Leermodus uitschakelen vanuit uw on-premises beheerconsole

Een Microsoft Defender for IoT OT-netwerksensor begint met het automatisch bewaken van uw netwerk zodra het is verbonden met uw netwerk en u zich hebt aangemeld. Netwerkapparaten worden weergegeven in uw apparaatinventaris en waarschuwingen worden geactiveerd voor eventuele beveiligings- of operationele incidenten die zich in uw netwerk voordoen.

In eerste instantie vindt deze activiteit plaats in de leermodus , die uw OT-sensor instrueert om de gebruikelijke activiteit van uw netwerk te leren, inclusief de apparaten en protocollen in uw netwerk, en de reguliere bestandsoverdrachten die plaatsvinden tussen specifieke apparaten. Eventuele regelmatig gedetecteerde activiteiten worden het basislijnverkeer van uw netwerk.
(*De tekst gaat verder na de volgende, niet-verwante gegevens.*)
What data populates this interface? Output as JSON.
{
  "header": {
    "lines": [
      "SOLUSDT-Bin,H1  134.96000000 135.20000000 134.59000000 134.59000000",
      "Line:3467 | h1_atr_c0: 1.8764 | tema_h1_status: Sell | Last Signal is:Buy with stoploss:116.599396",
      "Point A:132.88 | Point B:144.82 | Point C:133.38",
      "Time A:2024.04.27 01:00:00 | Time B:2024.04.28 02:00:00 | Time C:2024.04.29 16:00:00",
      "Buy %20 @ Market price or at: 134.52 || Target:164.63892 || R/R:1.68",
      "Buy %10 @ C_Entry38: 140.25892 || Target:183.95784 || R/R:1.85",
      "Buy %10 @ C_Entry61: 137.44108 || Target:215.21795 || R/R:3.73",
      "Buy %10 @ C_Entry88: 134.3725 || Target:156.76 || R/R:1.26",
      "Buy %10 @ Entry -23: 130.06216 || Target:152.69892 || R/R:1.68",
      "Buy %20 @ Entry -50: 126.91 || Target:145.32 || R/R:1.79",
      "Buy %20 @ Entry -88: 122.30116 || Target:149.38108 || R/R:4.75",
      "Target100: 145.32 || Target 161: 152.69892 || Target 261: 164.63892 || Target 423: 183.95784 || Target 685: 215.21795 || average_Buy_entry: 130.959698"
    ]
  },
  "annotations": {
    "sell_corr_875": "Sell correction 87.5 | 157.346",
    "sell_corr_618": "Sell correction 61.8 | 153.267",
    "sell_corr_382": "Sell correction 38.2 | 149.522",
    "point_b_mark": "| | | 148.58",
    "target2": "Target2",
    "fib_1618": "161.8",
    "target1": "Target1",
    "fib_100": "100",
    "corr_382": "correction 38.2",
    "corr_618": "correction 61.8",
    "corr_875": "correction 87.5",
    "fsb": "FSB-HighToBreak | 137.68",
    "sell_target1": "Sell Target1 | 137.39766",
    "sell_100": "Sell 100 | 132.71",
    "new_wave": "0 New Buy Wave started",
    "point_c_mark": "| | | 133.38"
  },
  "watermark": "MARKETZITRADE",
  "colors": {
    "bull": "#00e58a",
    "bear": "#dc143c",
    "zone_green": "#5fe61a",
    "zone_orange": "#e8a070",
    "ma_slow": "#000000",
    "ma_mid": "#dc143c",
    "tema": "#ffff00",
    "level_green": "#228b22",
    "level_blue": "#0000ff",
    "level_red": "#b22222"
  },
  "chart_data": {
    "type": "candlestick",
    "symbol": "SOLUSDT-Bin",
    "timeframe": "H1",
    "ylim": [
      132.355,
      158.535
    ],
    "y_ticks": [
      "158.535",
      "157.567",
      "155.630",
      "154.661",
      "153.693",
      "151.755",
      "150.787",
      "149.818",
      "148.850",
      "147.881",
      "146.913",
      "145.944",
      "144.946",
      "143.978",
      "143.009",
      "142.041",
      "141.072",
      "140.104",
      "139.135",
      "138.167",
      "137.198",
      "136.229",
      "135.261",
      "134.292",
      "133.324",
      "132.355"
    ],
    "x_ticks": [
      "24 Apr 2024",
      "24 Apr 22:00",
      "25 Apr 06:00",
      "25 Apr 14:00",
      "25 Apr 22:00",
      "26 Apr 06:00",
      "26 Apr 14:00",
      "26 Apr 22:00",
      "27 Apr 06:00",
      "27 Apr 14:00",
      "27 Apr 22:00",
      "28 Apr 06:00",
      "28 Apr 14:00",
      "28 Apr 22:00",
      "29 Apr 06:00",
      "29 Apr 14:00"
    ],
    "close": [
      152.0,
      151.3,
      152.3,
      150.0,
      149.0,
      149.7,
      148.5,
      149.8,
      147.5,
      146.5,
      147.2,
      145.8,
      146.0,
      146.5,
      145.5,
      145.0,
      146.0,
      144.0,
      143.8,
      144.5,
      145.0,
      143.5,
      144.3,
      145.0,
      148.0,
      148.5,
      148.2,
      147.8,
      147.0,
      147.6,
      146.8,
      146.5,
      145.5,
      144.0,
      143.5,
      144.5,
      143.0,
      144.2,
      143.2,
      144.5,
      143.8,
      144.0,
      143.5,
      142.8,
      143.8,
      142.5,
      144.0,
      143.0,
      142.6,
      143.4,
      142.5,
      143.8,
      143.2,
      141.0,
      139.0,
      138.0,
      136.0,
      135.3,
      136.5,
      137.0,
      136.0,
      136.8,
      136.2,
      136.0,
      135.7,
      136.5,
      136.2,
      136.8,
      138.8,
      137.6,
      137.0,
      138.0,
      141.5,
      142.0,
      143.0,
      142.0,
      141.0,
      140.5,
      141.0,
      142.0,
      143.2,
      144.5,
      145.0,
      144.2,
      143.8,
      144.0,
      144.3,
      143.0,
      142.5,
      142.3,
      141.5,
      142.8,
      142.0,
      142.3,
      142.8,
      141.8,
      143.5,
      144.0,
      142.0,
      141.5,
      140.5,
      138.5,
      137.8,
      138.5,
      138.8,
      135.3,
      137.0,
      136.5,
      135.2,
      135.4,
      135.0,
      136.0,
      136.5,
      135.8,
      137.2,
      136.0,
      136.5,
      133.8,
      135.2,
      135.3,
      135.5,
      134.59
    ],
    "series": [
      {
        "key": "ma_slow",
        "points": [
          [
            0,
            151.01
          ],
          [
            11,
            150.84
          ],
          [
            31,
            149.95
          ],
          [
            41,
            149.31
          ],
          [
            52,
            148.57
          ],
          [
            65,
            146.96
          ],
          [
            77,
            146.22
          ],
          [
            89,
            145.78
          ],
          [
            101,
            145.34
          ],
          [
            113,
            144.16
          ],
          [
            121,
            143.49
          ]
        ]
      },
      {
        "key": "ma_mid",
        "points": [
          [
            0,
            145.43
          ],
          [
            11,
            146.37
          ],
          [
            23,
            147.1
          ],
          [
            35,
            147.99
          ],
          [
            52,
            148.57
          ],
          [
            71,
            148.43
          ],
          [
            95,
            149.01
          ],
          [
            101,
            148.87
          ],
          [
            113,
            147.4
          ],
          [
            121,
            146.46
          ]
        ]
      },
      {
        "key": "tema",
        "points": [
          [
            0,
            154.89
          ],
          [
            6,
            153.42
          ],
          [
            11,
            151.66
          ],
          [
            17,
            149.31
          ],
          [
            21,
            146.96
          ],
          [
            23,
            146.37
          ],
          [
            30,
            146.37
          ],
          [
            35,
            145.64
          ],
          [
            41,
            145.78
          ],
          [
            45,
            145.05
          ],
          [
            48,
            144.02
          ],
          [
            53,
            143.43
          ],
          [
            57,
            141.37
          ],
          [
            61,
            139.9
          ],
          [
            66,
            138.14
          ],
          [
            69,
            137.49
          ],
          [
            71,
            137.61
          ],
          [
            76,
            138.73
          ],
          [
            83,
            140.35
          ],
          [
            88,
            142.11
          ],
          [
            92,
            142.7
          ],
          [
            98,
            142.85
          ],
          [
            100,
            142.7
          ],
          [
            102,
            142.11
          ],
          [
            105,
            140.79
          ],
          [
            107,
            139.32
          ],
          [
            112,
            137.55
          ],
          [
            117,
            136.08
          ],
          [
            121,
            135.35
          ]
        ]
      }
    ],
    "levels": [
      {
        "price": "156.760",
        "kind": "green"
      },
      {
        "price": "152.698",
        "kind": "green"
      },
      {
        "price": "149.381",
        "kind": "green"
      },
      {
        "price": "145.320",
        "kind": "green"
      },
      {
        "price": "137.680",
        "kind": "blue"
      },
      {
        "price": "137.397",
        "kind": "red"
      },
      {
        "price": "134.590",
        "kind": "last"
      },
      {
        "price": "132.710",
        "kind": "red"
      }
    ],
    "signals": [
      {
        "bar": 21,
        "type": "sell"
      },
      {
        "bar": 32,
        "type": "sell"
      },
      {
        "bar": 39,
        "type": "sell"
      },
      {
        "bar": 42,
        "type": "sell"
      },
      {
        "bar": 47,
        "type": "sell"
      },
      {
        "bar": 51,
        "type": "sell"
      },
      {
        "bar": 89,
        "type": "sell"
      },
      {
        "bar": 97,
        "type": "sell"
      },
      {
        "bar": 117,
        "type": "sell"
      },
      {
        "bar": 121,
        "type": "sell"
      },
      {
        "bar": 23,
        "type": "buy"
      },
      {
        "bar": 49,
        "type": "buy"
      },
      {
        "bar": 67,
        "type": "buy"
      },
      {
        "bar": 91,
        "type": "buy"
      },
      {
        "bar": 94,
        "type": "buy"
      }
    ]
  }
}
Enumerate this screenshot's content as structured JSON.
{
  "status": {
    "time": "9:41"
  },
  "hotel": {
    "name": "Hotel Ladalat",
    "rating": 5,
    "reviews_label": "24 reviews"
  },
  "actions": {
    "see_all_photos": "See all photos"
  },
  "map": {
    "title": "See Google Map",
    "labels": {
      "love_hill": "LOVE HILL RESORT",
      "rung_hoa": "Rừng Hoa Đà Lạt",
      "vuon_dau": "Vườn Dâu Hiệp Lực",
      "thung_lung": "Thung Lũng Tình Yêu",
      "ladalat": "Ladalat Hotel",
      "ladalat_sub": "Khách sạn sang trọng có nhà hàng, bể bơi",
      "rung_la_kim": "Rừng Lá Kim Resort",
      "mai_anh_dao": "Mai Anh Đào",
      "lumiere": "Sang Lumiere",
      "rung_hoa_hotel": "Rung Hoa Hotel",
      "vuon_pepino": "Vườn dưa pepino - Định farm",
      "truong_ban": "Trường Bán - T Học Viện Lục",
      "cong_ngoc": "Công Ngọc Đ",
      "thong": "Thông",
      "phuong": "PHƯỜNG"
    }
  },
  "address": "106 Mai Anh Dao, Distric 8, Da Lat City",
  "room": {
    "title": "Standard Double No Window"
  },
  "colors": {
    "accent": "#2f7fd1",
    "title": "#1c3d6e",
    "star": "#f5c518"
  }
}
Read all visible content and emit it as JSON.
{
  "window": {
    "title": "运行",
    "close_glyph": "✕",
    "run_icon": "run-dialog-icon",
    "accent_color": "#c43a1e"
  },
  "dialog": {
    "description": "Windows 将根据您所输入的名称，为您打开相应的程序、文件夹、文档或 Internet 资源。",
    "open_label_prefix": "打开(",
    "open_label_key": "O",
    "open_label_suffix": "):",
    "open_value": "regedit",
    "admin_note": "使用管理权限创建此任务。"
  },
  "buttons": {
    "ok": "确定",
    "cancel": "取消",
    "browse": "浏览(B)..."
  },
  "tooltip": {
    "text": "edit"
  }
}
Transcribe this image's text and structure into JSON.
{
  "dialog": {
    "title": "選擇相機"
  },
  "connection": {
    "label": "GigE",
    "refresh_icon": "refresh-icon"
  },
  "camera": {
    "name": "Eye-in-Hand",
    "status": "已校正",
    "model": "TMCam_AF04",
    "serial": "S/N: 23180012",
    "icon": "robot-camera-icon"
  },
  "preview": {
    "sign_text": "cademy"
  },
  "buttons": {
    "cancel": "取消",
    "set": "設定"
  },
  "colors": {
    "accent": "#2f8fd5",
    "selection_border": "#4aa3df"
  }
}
In deze procedure wordt beschreven hoe u de leermodus handmatig uitschakelt voor alle verbonden sensoren als u denkt dat de huidige waarschuwingen uw netwerkactiviteit nauwkeurig weerspiegelen.

Leermodus uitschakelen:

  1. Meld u aan bij uw on-premises beheerconsole en selecteer Systeeminstellingen.

  2. Selecteer in de sectie Configuratie van sensorengine een of meer OT-sensoren waarvoor u instellingen wilt toepassen en schakel de optie Leermodus uit.

  3. Selecteer WIJZIGINGEN OPSLAAN om uw wijzigingen op te slaan.